Tentang Kerry Collison
Bobot buku ini turut ditentukan oleh latar belakang penulisnya. Kerry
Collison memiliki latar belakang yang unik yang menggambarkan kedekatan
maupun penguasaannya terhadap isu yang ditulisnya. Kerry Collison
bergabung dengan Angkatan Udara Australia, Royal Australian Air
Force/RAAF) pada tahun 1962. Dia kemudian dikirim ke Pangkalan Angkatan
Udara RAAF di Point Cook, dan selama satu tahun di sana bersama beberapa
temannya yang terpilih, belajar Bahasa Indonesia.
Seiring dengan berkembangnya kekuasaan Partai Komunis di Indonesia
dan keterlibatan Australia dalam Perang Vietnam, pada saat itu ada
ketakutan terhadap ancaman invasi Asia ke Australia. Segera setelah
lulus Point Cook di usia 22 tahun, Kerry dikirim ke Jakarta sebagai
Asisten Atase Udara dan juru bahasa di Kedutaan Besar Australia. Ini
adalah masa-masa genting, dimana terjadi kekerasan dan pembunuhan
terhadap anggota PKI dari Oktober 1965 sampai akhir tahun 1967.
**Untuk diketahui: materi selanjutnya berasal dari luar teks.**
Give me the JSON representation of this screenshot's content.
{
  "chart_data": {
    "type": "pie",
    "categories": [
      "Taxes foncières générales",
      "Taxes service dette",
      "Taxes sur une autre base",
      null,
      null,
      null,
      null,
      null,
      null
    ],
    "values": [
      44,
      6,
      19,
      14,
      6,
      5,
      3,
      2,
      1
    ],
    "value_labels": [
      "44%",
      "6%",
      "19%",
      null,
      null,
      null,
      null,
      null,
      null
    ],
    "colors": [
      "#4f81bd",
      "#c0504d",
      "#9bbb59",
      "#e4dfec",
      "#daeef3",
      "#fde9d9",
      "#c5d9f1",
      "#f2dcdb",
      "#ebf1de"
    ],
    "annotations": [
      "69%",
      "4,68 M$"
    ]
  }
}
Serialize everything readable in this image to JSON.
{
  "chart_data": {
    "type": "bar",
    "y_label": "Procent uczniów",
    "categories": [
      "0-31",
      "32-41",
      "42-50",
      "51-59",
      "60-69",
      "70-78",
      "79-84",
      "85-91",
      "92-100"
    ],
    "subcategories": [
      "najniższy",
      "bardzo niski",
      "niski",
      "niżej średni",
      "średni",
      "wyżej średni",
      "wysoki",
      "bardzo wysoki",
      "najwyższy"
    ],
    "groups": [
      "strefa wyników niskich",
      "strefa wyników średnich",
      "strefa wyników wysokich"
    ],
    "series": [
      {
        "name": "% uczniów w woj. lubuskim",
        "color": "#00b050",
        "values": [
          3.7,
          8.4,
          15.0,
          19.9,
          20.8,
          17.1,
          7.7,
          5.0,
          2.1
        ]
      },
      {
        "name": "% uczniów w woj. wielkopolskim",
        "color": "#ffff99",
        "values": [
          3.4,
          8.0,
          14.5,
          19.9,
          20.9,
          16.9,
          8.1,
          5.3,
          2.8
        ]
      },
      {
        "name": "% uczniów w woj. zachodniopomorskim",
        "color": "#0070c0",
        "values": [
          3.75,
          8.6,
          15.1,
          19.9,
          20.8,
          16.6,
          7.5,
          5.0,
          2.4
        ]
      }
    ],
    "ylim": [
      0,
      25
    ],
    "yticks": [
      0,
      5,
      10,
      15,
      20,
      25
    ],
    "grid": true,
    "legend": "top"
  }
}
Kerry menghabiskan hampir tiga tahun di kedutaan Australia sebelum
mengundurkan diri dari Angkatan Udara negara itu dan kemudian mendirikan
bisnisnya sendiri di Indonesia. Langkahnya cukup tepat karena ia segera
menuai sukses karena aksesnya kepada militer Indonesia serta
hubungannya dengan Pemerintah Australia. Kerry telah berkiprah sebagai
perwakilan komersial dan ditunjuk oleh lebih dari dua puluh kelompok
internasional utama untuk mengawasi kepentingan mereka di Indonesia,
termasuk BHP dan Endeavour Resources.
Pada tahun 1971 Presiden Soeharto memberikan kewarganegaraan kepada
Kerry. Ini adalah pertama kalinya orang asing diberi status seperti itu
tanpa aplikasi. Hal ini mendatangkan keprihatinan dari pihak berwenang
Australia mengingat sensitifitas data dan akses yang dimiliki oleh
Collison selama masa jabatannya di Kedubes dan Angkatan Udara
Australia. Kewarganegaraan Australia Collison pun dicabut.
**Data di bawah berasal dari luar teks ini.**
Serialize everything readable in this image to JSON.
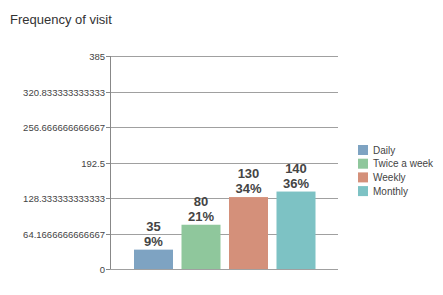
{
  "chart_data": {
    "type": "bar",
    "title": "Frequency of visit",
    "categories": [
      "Daily",
      "Twice a week",
      "Weekly",
      "Monthly"
    ],
    "values": [
      35,
      80,
      130,
      140
    ],
    "percent_labels": [
      "9%",
      "21%",
      "34%",
      "36%"
    ],
    "colors": [
      "#7ea3c2",
      "#8fc79c",
      "#d4907a",
      "#7dc2c4"
    ],
    "ylim": [
      0,
      385
    ],
    "yticks": [
      0,
      {
        "value": 64.1666666666667,
        "label": "64.1666666666667"
      },
      {
        "value": 128.333333333333,
        "label": "128.333333333333"
      },
      192.5,
      {
        "value": 256.666666666667,
        "label": "256.666666666667"
      },
      {
        "value": 320.833333333333,
        "label": "320.833333333333"
      },
      385
    ],
    "grid": true,
    "data_labels": true,
    "legend": "right",
    "tick_labels": "y"
  }
}
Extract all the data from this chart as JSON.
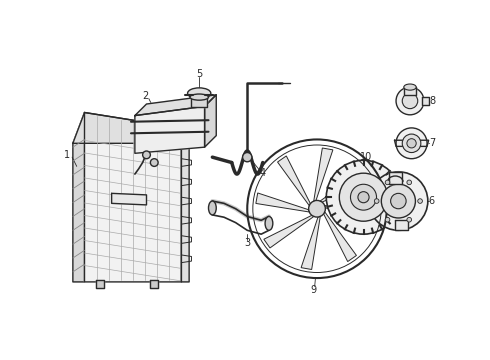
{
  "background_color": "#ffffff",
  "line_color": "#2a2a2a",
  "line_width": 1.0,
  "figsize": [
    4.9,
    3.6
  ],
  "dpi": 100
}
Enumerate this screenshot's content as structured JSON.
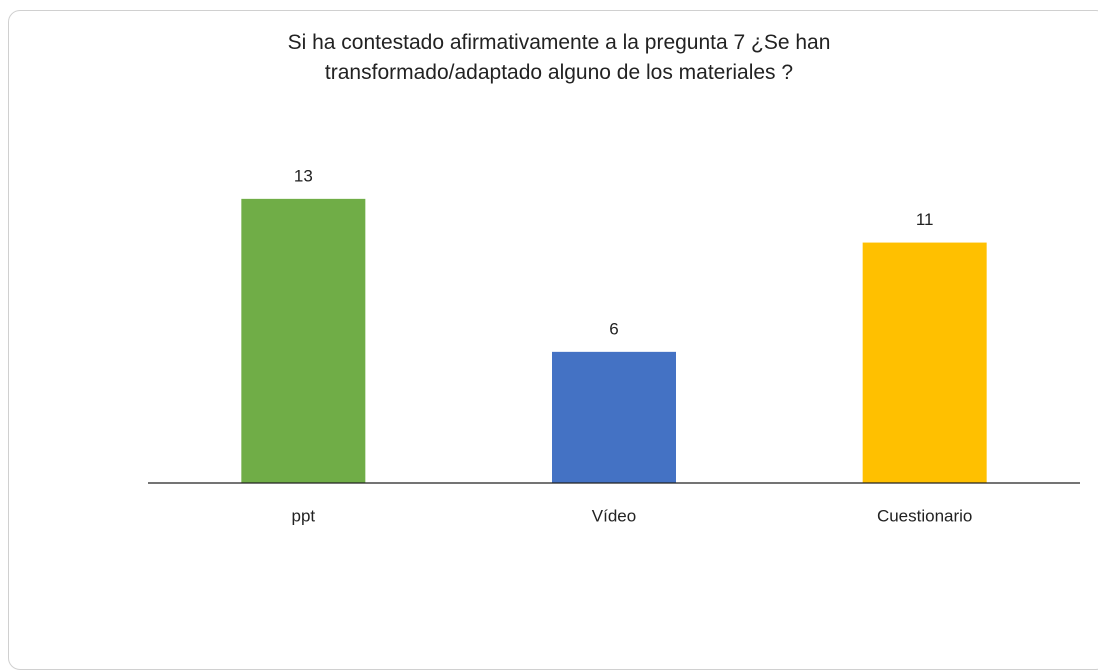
{
  "chart_data": {
    "type": "bar",
    "title": "Si ha contestado afirmativamente a la pregunta 7 ¿Se han transformado/adaptado alguno de los materiales ?",
    "categories": [
      "ppt",
      "Vídeo",
      "Cuestionario"
    ],
    "values": [
      13,
      6,
      11
    ],
    "colors": [
      "#70ad47",
      "#4472c4",
      "#ffc000"
    ],
    "ylim": [
      0,
      14
    ]
  }
}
Karena kecewa, dia kemudian membangun kehidupan dan karier di
Indonesia. Dalam beberapa tahun yang singkat Kerry berhasil mengukir
ceruk yang kuat di masyarakat Indonesia. Beberapa pencapaian yang bisa
disebut antara lain menjadi anggota pendiri Young President. Selama 18
tahun ia sudah mendirikan 20 perusahaan dan usaha patungan di Indonesia.
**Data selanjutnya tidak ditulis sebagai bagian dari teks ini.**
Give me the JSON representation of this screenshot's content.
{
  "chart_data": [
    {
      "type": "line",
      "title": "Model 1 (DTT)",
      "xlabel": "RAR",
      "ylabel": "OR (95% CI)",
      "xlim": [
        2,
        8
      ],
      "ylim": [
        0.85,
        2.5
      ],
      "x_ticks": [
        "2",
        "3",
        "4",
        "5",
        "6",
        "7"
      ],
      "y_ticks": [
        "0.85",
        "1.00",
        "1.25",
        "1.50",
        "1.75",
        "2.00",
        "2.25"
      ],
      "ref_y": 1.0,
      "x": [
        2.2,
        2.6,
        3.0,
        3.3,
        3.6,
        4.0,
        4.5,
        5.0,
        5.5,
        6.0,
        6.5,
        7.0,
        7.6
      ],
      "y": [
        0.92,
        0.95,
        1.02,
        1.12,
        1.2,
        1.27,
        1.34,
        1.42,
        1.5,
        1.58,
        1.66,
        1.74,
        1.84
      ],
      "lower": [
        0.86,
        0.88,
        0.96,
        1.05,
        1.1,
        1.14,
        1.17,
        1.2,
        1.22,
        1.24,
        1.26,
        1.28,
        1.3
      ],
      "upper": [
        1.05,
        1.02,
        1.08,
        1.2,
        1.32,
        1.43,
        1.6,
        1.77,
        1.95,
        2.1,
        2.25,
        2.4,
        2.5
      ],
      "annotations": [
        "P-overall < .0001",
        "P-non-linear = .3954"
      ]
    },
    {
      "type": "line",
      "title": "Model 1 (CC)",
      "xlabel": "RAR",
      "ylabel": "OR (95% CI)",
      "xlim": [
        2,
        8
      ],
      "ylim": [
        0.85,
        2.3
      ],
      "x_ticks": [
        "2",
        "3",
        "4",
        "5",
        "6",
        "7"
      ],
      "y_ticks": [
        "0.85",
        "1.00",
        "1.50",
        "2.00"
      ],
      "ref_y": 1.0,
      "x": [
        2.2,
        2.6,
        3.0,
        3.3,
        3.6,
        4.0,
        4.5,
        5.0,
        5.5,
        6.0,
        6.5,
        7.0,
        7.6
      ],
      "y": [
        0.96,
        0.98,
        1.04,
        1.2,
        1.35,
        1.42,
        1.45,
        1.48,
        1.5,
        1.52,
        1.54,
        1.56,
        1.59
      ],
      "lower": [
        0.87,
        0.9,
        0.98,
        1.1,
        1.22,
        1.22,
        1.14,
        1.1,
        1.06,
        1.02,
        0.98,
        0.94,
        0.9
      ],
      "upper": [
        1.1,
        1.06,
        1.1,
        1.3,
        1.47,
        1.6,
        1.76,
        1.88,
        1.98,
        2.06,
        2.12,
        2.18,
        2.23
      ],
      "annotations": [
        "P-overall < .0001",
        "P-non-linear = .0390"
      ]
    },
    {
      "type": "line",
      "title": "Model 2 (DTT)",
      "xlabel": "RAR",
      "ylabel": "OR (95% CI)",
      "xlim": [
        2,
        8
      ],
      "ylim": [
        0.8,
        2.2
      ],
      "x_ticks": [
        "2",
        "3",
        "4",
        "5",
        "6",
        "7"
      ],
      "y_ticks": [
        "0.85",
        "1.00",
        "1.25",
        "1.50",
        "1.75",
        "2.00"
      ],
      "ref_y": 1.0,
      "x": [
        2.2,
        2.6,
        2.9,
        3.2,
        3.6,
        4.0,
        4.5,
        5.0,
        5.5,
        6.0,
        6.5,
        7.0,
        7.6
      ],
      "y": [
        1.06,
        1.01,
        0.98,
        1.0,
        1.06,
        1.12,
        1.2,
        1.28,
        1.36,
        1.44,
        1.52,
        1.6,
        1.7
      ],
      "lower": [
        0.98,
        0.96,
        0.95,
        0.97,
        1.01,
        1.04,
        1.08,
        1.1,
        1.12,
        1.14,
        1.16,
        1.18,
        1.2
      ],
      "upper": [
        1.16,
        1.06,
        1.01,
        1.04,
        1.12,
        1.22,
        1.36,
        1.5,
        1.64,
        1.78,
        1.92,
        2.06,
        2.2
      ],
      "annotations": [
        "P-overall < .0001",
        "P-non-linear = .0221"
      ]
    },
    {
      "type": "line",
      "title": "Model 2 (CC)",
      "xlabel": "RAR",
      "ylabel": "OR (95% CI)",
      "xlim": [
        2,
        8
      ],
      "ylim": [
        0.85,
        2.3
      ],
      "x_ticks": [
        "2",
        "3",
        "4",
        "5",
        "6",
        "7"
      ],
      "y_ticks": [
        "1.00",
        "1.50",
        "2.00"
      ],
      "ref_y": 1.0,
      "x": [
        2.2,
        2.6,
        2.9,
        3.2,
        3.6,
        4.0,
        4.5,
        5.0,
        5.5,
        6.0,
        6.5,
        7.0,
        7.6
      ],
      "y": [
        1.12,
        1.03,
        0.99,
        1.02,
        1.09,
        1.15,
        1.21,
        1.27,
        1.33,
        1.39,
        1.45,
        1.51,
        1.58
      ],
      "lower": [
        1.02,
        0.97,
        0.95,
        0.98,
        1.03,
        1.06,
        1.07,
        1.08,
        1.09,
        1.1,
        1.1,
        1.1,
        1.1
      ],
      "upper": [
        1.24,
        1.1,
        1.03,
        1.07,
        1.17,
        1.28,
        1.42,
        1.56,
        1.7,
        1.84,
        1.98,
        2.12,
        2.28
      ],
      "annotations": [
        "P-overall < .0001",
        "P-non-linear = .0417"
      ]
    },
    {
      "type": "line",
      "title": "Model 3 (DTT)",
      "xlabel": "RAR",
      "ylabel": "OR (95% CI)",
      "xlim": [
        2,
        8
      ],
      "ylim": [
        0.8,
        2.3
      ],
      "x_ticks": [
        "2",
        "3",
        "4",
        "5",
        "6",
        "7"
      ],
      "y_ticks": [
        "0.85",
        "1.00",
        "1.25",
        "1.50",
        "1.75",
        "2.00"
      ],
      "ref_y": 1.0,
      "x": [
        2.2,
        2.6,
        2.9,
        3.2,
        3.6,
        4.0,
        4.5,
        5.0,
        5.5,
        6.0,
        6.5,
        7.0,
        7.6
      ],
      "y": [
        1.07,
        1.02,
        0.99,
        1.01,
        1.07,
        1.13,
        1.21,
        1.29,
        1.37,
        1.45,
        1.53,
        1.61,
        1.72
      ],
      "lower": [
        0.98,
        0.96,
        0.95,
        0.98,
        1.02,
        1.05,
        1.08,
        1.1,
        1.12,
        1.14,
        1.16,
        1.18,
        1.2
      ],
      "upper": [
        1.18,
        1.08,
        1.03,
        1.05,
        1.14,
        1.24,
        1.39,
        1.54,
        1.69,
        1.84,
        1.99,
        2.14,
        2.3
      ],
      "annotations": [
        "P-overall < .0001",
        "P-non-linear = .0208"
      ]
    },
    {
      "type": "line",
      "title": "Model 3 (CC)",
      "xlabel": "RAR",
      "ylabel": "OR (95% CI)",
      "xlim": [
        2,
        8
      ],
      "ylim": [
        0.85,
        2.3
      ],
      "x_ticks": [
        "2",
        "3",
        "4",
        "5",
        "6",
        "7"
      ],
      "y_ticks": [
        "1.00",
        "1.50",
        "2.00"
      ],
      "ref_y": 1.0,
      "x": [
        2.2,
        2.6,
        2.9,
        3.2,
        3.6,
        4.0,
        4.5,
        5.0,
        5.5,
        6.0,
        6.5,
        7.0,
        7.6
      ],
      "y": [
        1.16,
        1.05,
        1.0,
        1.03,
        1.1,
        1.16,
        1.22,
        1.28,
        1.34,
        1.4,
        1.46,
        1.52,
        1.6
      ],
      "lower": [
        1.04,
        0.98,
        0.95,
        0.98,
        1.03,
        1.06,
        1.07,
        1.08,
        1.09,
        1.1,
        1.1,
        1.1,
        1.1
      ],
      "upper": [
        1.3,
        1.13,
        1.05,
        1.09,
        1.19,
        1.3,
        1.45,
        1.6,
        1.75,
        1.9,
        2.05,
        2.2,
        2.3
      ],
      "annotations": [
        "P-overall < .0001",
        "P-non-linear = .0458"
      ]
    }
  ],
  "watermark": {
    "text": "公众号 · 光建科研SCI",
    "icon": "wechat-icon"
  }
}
Ia juga terjun ke bisnis properti di Cimacan, Puncak, dan di
Kalimantan. Ia juga berperan dalam sejumlah bisnis televisi satelit dari
Australia.
Kewarganegaraan Australia dirinya pun belakangan ini sudah dihidupkan kembali. Buku karyanya selain buku ini adalah "Crescent Moon Rising" (The Bali Bombings) 'Indonesian Gold', 'The Fifth Season', 'In Search of Recognition', 'Jakarta', 'Merdeka (Freedom) Square', dan 'The Timor Man'.